The MXN20m ($1m) first stage of the Tulancingo Industrial Park is due to open in the municipality of Santiago Tulantepec in the second half of 2019. The total corridor is aimed at micro-, small and medium-sized enterprises, and is expected to boost employment in the nearby municipalities of Singuilucán, Cuautepec, Acatlán, Santiago and Tulancingo. While the entire park will eventually cover 40 ha, the first phase will see 17 ha come on-line. “We always knew that we had a strategic location,” Noé Paredes, head of Tula-based conglomerate Grupo UNNE, told OBG. “What we did not have was connectivity or investment in top level industrial and logistics parks, but this is changing significantly.”

Quality of Life

As well as industrial infrastructure, Hidalgo must also offer the quality of life necessary to attract international companies. In this sense, having industrial activity spread around the state – from the capital Pachuca de Soto, to Tula, Tepeji and Tizayuca in the west, and Sahagún and Tulancingo in the south – has represented a challenge. Hidalgo’s proximity to Mexico City has also somewhat hindered the development of services and entertainment in the state. However, being at a relatively early stage of economic development compared to other states also provides a chance for government to ensure that industrial growth is implemented in a sustainable fashion.

“Hidalgo has a great window of opportunity to define the vocation of its 84 municipalities; not every one has to be industrial,” Connelly told OBG. “Some could be more residential, tourism based, or agricultural. There is also great scope to develop urban infrastructure and services in Hidalgo, particularly away from Pachuca,” she added.
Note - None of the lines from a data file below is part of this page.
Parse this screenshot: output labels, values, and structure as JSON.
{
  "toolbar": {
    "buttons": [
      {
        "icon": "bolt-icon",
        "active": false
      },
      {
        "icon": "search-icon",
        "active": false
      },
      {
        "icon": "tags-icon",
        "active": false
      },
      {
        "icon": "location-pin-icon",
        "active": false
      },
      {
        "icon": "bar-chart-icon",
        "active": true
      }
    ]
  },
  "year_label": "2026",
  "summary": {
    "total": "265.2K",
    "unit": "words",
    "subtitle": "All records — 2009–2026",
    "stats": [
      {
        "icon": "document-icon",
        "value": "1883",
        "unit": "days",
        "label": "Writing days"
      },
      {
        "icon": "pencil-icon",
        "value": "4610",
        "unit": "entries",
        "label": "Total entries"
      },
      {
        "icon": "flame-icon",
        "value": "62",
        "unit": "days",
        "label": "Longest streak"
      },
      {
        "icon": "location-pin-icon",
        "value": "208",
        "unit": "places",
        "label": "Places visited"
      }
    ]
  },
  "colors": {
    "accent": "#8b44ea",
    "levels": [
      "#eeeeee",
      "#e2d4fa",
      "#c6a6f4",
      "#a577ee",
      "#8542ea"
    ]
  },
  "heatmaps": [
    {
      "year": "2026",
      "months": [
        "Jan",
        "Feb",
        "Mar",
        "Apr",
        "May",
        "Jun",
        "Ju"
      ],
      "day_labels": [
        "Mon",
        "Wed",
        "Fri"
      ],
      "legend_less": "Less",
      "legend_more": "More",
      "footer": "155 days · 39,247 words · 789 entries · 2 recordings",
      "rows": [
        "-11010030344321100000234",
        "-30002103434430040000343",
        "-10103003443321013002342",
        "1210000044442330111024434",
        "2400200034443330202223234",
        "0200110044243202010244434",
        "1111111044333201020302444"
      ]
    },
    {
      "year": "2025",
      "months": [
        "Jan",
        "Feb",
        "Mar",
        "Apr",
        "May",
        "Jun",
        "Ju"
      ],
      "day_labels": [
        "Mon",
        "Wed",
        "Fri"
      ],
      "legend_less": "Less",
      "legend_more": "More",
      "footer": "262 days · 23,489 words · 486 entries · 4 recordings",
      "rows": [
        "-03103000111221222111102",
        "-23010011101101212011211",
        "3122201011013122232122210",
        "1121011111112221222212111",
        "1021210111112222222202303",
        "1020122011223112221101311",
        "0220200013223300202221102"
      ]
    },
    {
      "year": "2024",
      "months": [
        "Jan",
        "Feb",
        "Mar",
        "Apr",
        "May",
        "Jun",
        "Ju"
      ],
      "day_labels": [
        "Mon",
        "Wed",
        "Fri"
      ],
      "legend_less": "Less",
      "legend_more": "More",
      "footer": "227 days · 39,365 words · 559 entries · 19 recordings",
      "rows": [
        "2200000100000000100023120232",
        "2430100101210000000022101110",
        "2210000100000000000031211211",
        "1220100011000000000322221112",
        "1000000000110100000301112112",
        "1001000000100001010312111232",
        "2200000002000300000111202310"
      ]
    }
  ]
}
With a record MXN53.5bn ($2.8bn) in private investment received from September 2016 to September 2019, Hidalgo’s efforts to expand and modernise its industry are paying off. As better infrastructure becomes available, efforts to deepen the supply chains bear fruit, and local companies learn how to work with the multinationals arriving in the state, Hidalgo will continue to build its reputation as a top industrial destination.

While progress moves forward, public and private sector stakeholders will have ample opportunity to take advantage of the state’s logistics and connectivity to diversify the demand side of the equation.